One man who has waited many years for a result like Monday’s is games master James Morrow. “I suppose the number of non-elite schools who’d have beaten Blackrock in a Cup match would have been few and far between. It was probably the biggest result because Blackrock would be seen as the top rugby playing school in the country and to beat them in the Senior Cup quarter-final, it’s hard to match that. In 2000 we beat St Mary’s to get to the quarter-final of the Senior Cup. We were beaten by Clongowes in the semi-final. They eventually won it. In 2001 we were beaten by Terenure in the semi-final and they went on to win it as well. This is our third semi-final since 2000. I would rate this win as the tops because to beat Rock after a replay — that doesn’t happen too often.”
Morrow gave due praise to Blackrock and the magnanimous manner in which they accepted their defeat — “they were truly magnificent in the way they took defeat; there was so sour grapes, no begrudgery. I’m sure privately they were very upset” — but the scale of Kilkenny’s result over the perennial front-runners is intriguing, when their respective playing numbers are put up for comparison. Perhaps what they lack in number, they make up in heart. “Where we lack at times is just numbers — where Blackrock might have eight or nine hundred boys we’ve got 210-odd playing rugby, so it’s a lot of hard work and dedication from the coaches and from the players themselves,” says Carter.
Carter has ten of last year’s squad involved this season, and has no problem dealing with the underdog tag against St Michael’s next Tuesday. Written off so many times in the past, his players have a habit of producing their best form when their backs are against the wall.
“We’ll be underdogs for the St Michael’s game which is on next Tuesday. We definitely live by the underdog label and as far as I’m concerned it’s the perfect label — we can work on that and it’s motivation in itself to know you’re battling against a very tough school with a good reputation. They’ve won it 65 times in 120 years.”

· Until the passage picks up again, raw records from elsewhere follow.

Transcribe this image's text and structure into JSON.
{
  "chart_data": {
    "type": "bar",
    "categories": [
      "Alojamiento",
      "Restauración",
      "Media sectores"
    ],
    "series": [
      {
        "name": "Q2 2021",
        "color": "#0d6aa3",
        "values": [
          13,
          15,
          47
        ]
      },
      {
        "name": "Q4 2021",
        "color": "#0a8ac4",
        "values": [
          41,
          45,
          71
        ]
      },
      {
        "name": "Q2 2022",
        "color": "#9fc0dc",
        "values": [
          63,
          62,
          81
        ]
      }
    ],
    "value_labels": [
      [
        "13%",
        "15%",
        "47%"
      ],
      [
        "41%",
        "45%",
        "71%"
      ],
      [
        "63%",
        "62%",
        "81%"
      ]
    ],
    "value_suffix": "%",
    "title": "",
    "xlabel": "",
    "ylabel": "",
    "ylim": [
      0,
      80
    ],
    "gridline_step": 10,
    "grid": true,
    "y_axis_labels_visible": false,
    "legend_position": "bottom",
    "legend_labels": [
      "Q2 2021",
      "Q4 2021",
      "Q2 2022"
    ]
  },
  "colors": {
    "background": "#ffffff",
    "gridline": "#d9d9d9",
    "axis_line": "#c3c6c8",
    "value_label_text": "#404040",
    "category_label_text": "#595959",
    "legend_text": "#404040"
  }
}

Maybe that feeling of being written off stems from the fact they mirror Munster in some ways. Geographically they’re closer to Thomond than Donnybrook and spiritually that appears to be the case too. For example, Carter and Morrow received congratulatory texts from PBC head coach Don Buckley, and he says St Munchin’s now want a challenge game. Mick Galwey who lives in the city took Carter’s side for a training session three weeks ago.
“Mick has shown an interest in the team. We managed to get him for a session and the boys responded very, very well to him. He only had to walk onto the field and you noticed the kids lifting their game.”
And he adds that in his school it’s not unusual to see Munster jerseys a more popular choice amongst students than Leinster blue.
Carter will never forget the events of Monday in Dublin 4. He remembers how he was feeling as Ian Madigan stood up to take the last kick of the game. “When they were awarded the penalty the last kick of the game I actually looked at my assistant coach Simon Manuel and I said ‘oh we’re gone’, But even at that stage I would have been terribly disappointed but I couldn’t have asked anymore from the lads — I asked them to put themselves on the line and they did just that. They’re a credit to themselves and the way they work and the way they train.”